Mr. Khan Yasir has repudiated convincingly the fashionable hypothesis concerning immediate human origin. (Radiance, 24-30 May 2009) He has quoted Darwin himself who sheepishly concedes where he is the most vulnerable. “We do not find intermediate varieties.”
“I have created jinns and men in order that they may worship and serve me,” God says in the Qur’ān, 51:56. The additional reference to jinns is not without significance. Just as God is the Creator of the jinns, He is the Creator of mankind too. However, Darwin’s hypothesis is silent on the issue of the ‘evolution’ of the jinns; it does not envisage any invisible category of created beings.

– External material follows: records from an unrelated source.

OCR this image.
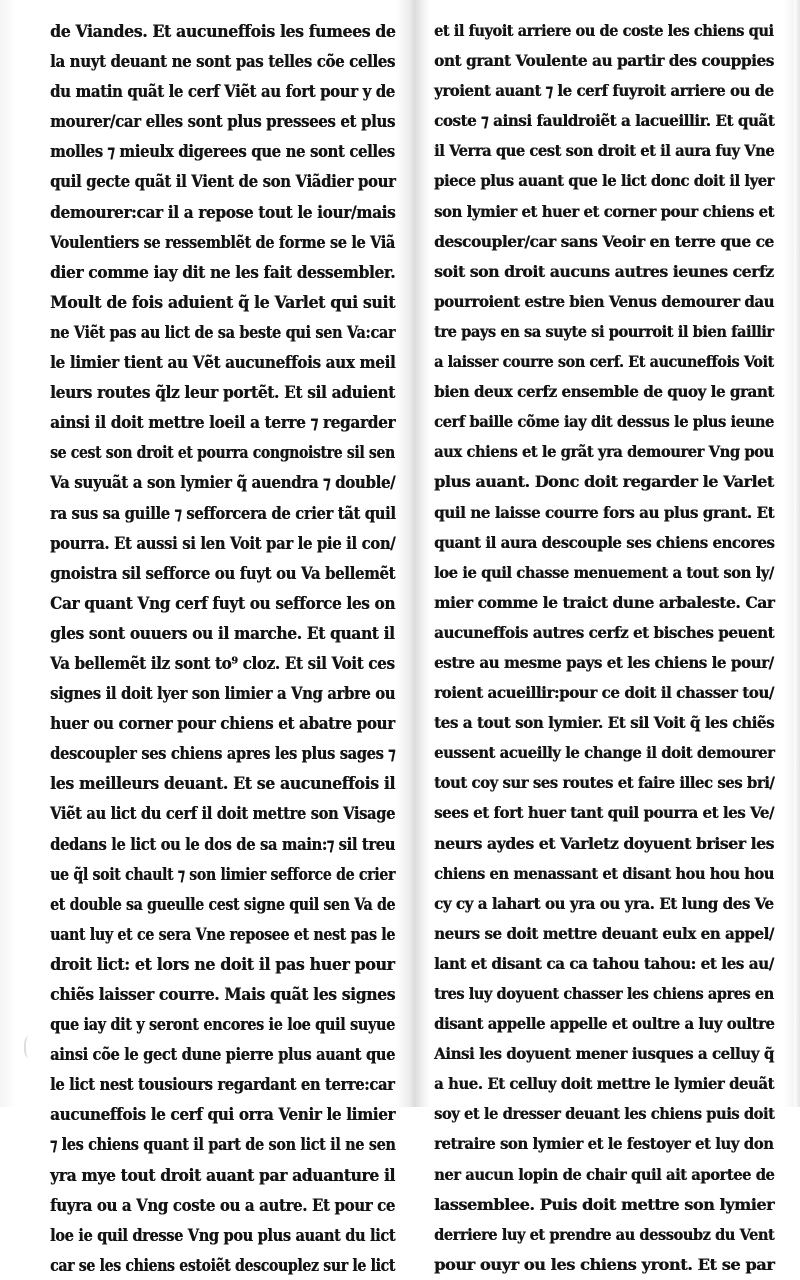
de Viandes. Et aucuneffois les fumees de
la nuyt deuant ne sont pas telles cõe celles
du matin quãt le cerf Viẽt au fort pour y de
mourer/car elles sont plus pressees et plus
molles ⁊ mieulx digerees que ne sont celles
quil gecte quãt il Vient de son Viãdier pour
demourer:car il a repose tout le iour/mais
Voulentiers se ressemblẽt de forme se le Viã
dier comme iay dit ne les fait dessembler.
Moult de fois aduient q̃ le Varlet qui suit
ne Viẽt pas au lict de sa beste qui sen Va:car
le limier tient au Vẽt aucuneffois aux meil
leurs routes q̃lz leur portẽt. Et sil aduient
ainsi il doit mettre loeil a terre ⁊ regarder
se cest son droit et pourra congnoistre sil sen
Va suyuãt a son lymier q̃ auendra ⁊ double/
ra sus sa guille ⁊ sefforcera de crier tãt quil
pourra. Et aussi si len Voit par le pie il con/
gnoistra sil sefforce ou fuyt ou Va bellemẽt
Car quant Vng cerf fuyt ou sefforce les on
gles sont ouuers ou il marche. Et quant il
Va bellemẽt ilz sont to⁹ cloz. Et sil Voit ces
signes il doit lyer son limier a Vng arbre ou
huer ou corner pour chiens et abatre pour
descoupler ses chiens apres les plus sages ⁊
les meilleurs deuant. Et se aucuneffois il
Viẽt au lict du cerf il doit mettre son Visage
dedans le lict ou le dos de sa main:⁊ sil treu
ue q̃l soit chault ⁊ son limier sefforce de crier
et double sa gueulle cest signe quil sen Va de
uant luy et ce sera Vne reposee et nest pas le
droit lict: et lors ne doit il pas huer pour
chiẽs laisser courre. Mais quãt les signes
que iay dit y seront encores ie loe quil suyue
ainsi cõe le gect dune pierre plus auant que
le lict nest tousiours regardant en terre:car
aucuneffois le cerf qui orra Venir le limier
⁊ les chiens quant il part de son lict il ne sen
yra mye tout droit auant par aduanture il
fuyra ou a Vng coste ou a autre. Et pour ce
loe ie quil dresse Vng pou plus auant du lict
car se les chiens estoiẽt descouplez sur le lict
et il fuyoit arriere ou de coste les chiens qui
ont grant Voulente au partir des couppies
yroient auant ⁊ le cerf fuyroit arriere ou de
coste ⁊ ainsi fauldroiẽt a lacueillir. Et quãt
il Verra que cest son droit et il aura fuy Vne
piece plus auant que le lict donc doit il lyer
son lymier et huer et corner pour chiens et
descoupler/car sans Veoir en terre que ce
soit son droit aucuns autres ieunes cerfz
pourroient estre bien Venus demourer dau
tre pays en sa suyte si pourroit il bien faillir
a laisser courre son cerf. Et aucuneffois Voit
bien deux cerfz ensemble de quoy le grant
cerf baille cõme iay dit dessus le plus ieune
aux chiens et le grãt yra demourer Vng pou
plus auant. Donc doit regarder le Varlet
quil ne laisse courre fors au plus grant. Et
quant il aura descouple ses chiens encores
loe ie quil chasse menuement a tout son ly/
mier comme le traict dune arbaleste. Car
aucuneffois autres cerfz et bisches peuent
estre au mesme pays et les chiens le pour/
roient acueillir:pour ce doit il chasser tou/
tes a tout son lymier. Et sil Voit q̃ les chiẽs
eussent acueilly le change il doit demourer
tout coy sur ses routes et faire illec ses bri/
sees et fort huer tant quil pourra et les Ve/
neurs aydes et Varletz doyuent briser les
chiens en menassant et disant hou hou hou
cy cy a lahart ou yra ou yra. Et lung des Ve
neurs se doit mettre deuant eulx en appel/
lant et disant ca ca tahou tahou: et les au/
tres luy doyuent chasser les chiens apres en
disant appelle appelle et oultre a luy oultre
Ainsi les doyuent mener iusques a celluy q̃
a hue. Et celluy doit mettre le lymier deuãt
soy et le dresser deuant les chiens puis doit
retraire son lymier et le festoyer et luy don
ner aucun lopin de chair quil ait aportee de
lassemblee. Puis doit mettre son lymier
derriere luy et prendre au dessoubz du Vent
pour ouyr ou les chiens yront. Et se par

In the very first Revelation, God is introduced as the Creator of all things in general and of mankind in particular. The specific material from which man comes into being is Alaqa. The selection of this material from among the materials mentioned in various places in the Qur’ān is again not without significance. Alaqa is a term taken from the science of sex and procreation. This term denotes sexual exclusiveness as a distinguishing mark of a species. Alaqa will not be formed if man has sex with any other species, including monkeys, and so a human baby will not be born. Khalaq alinsana min alaq seems to imply that God has created man as a distinct species.
Polytheism reduces the importance of one true God. So does the hypothesis of evolution. A believer cannot but feel dubious of both.